Once clothed the nude couple were obviously embarassed because they dissapeared pretty quickly. The falls weren't as impressive as the Kakadu falls but they were the right height to jump into and we had the whole area to ourselves so we had fun playing around in the water.
Heading north from Surprise Creek the car suddenly lurched forward and something started dragging along underneath. Immediately thinking I had snapped the axel I pulled up to the side of the 4wd track and jumped out of the car. I had hit a log that got caught between the wheel and the leaf springs... Figuring it would take a while to fix I backed off the road completely to let other car pass and set about pulling out the required tools (which of course were all packed as deep as possible in the car.
Upon getting the wheel off I found that the log had ruptured the rear brake line... Prefering not to try and get back to Darwin with no brakes I set about trying to pinch the brake line so it didnt leak all my brake fluid.

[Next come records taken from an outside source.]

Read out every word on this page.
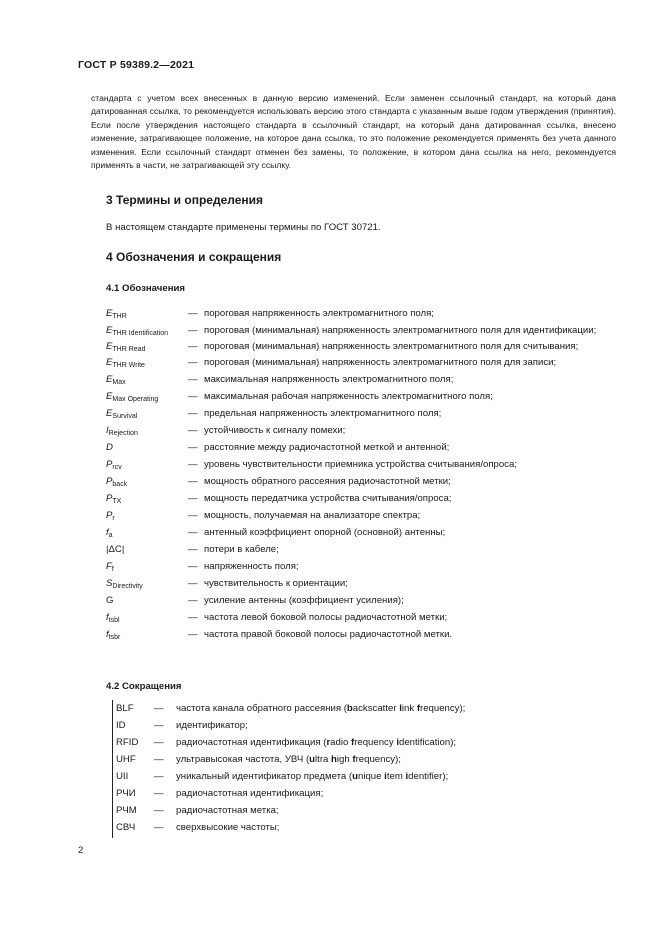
ГОСТ Р 59389.2—2021

стандарта с учетом всех внесенных в данную версию изменений. Если заменен ссылочный стандарт, на который дана датированная ссылка, то рекомендуется использовать версию этого стандарта с указанным выше годом утверждения (принятия). Если после утверждения настоящего стандарта в ссылочный стандарт, на который дана датированная ссылка, внесено изменение, затрагивающее положение, на которое дана ссылка, то это положение рекомендуется применять без учета данного изменения. Если ссылочный стандарт отменен без замены, то положение, в котором дана ссылка на него, рекомендуется применять в части, не затрагивающей эту ссылку.

3 Термины и определения

В настоящем стандарте применены термины по ГОСТ 30721.

4 Обозначения и сокращения
4.1 Обозначения
$E_{THR}$	— пороговая напряженность электромагнитного поля;
$E_{THR Identification}$	— пороговая (минимальная) напряженность электромагнитного поля для идентификации;
$E_{THR Read}$	— пороговая (минимальная) напряженность электромагнитного поля для считывания;
$E_{THR Write}$	— пороговая (минимальная) напряженность электромагнитного поля для записи;
$E_{Max}$	— максимальная напряженность электромагнитного поля;
$E_{Max Operating}$	— максимальная рабочая напряженность электромагнитного поля;
$E_{Survival}$	— предельная напряженность электромагнитного поля;
$I_{Rejection}$	— устойчивость к сигналу помехи;
D	— расстояние между радиочастотной меткой и антенной;
$P_{rcv}$	— уровень чувствительности приемника устройства считывания/опроса;
$P_{back}$	— мощность обратного рассеяния радиочастотной метки;
$P_{TX}$	— мощность передатчика устройства считывания/опроса;
$P_r$	— мощность, получаемая на анализаторе спектра;
$f_a$	— антенный коэффициент опорной (основной) антенны;
|ΔC|	— потери в кабеле;
$F_f$	— напряженность поля;
$S_{Directivity}$	— чувствительность к ориентации;
G	— усиление антенны (коэффициент усиления);
$f_{tsbl}$	— частота левой боковой полосы радиочастотной метки;
$f_{tsbr}$	— частота правой боковой полосы радиочастотной метки.
4.2 Сокращения
BLF	—	частота канала обратного рассеяния (backscatter link frequency);
ID	—	идентификатор;
RFID	—	радиочастотная идентификация (radio frequency identification);
UHF	—	ультравысокая частота, УВЧ (ultra high frequency);
UII	—	уникальный идентификатор предмета (unique item identifier);
РЧИ	—	радиочастотная идентификация;
РЧМ	—	радиочастотная метка;
СВЧ	—	сверхвысокие частоты;
2
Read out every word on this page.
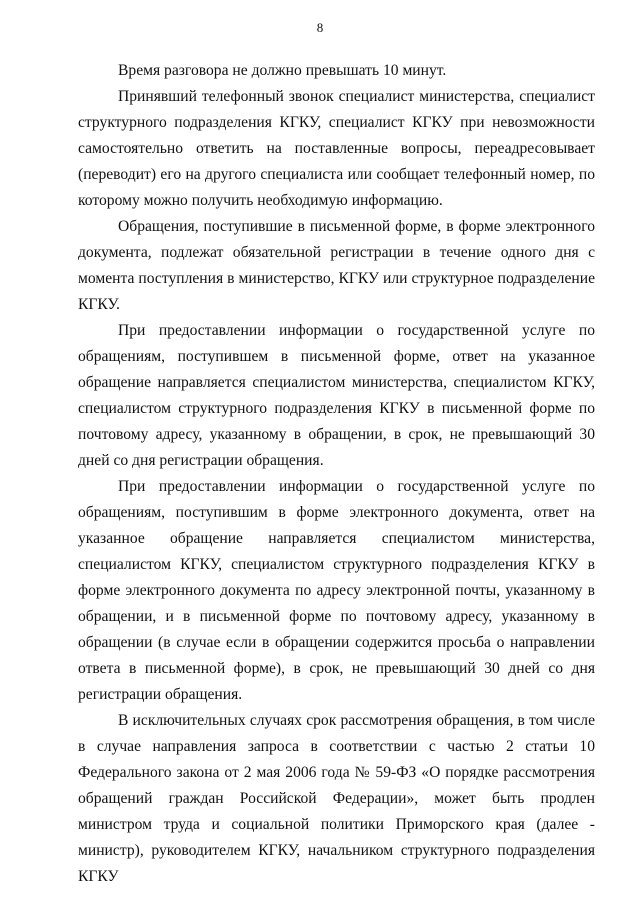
8

Время разговора не должно превышать 10 минут.

Принявший телефонный звонок специалист министерства, специалист структурного подразделения КГКУ, специалист КГКУ при невозможности самостоятельно ответить на поставленные вопросы, переадресовывает (переводит) его на другого специалиста или сообщает телефонный номер, по которому можно получить необходимую информацию.

Обращения, поступившие в письменной форме, в форме электронного документа, подлежат обязательной регистрации в течение одного дня с момента поступления в министерство, КГКУ или структурное подразделение КГКУ.

При предоставлении информации о государственной услуге по обращениям, поступившем в письменной форме, ответ на указанное обращение направляется специалистом министерства, специалистом КГКУ, специалистом структурного подразделения КГКУ в письменной форме по почтовому адресу, указанному в обращении, в срок, не превышающий 30 дней со дня регистрации обращения.

При предоставлении информации о государственной услуге по обращениям, поступившим в форме электронного документа, ответ на указанное обращение направляется специалистом министерства, специалистом КГКУ, специалистом структурного подразделения КГКУ в форме электронного документа по адресу электронной почты, указанному в обращении, и в письменной форме по почтовому адресу, указанному в обращении (в случае если в обращении содержится просьба о направлении ответа в письменной форме), в срок, не превышающий 30 дней со дня регистрации обращения.

В исключительных случаях срок рассмотрения обращения, в том числе в случае направления запроса в соответствии с частью 2 статьи 10 Федерального закона от 2 мая 2006 года № 59-ФЗ «О порядке рассмотрения обращений граждан Российской Федерации», может быть продлен министром труда и социальной политики Приморского края (далее - министр), руководителем КГКУ, начальником структурного подразделения КГКУ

Of course an old metal line is more prone to snapping than pinching so that wasnt working. Luckily by this stage two other cars had stopped to lend a hand, and luckily one of the guys had a screw in his tool kit that perfectly fit the rubber hose that fed into the junction box. so with that all fixed the three cars headed offin convoy ( well I putted along while they drove ahead). curising along the windy track we suddenly had to test the brakes as one of the cars in front were stopped halfway down a hill just before a creek crossing. Luckily I had fixed the brakes well enough and we stopped in time. A car with a trailer was having trouble getting up the far side of the creek crossing so we all waded into thigh deep water with "Danger Corcs" signs right next to us. After alot of pondering and a little bit of digging we all got through unscathed and no crocs.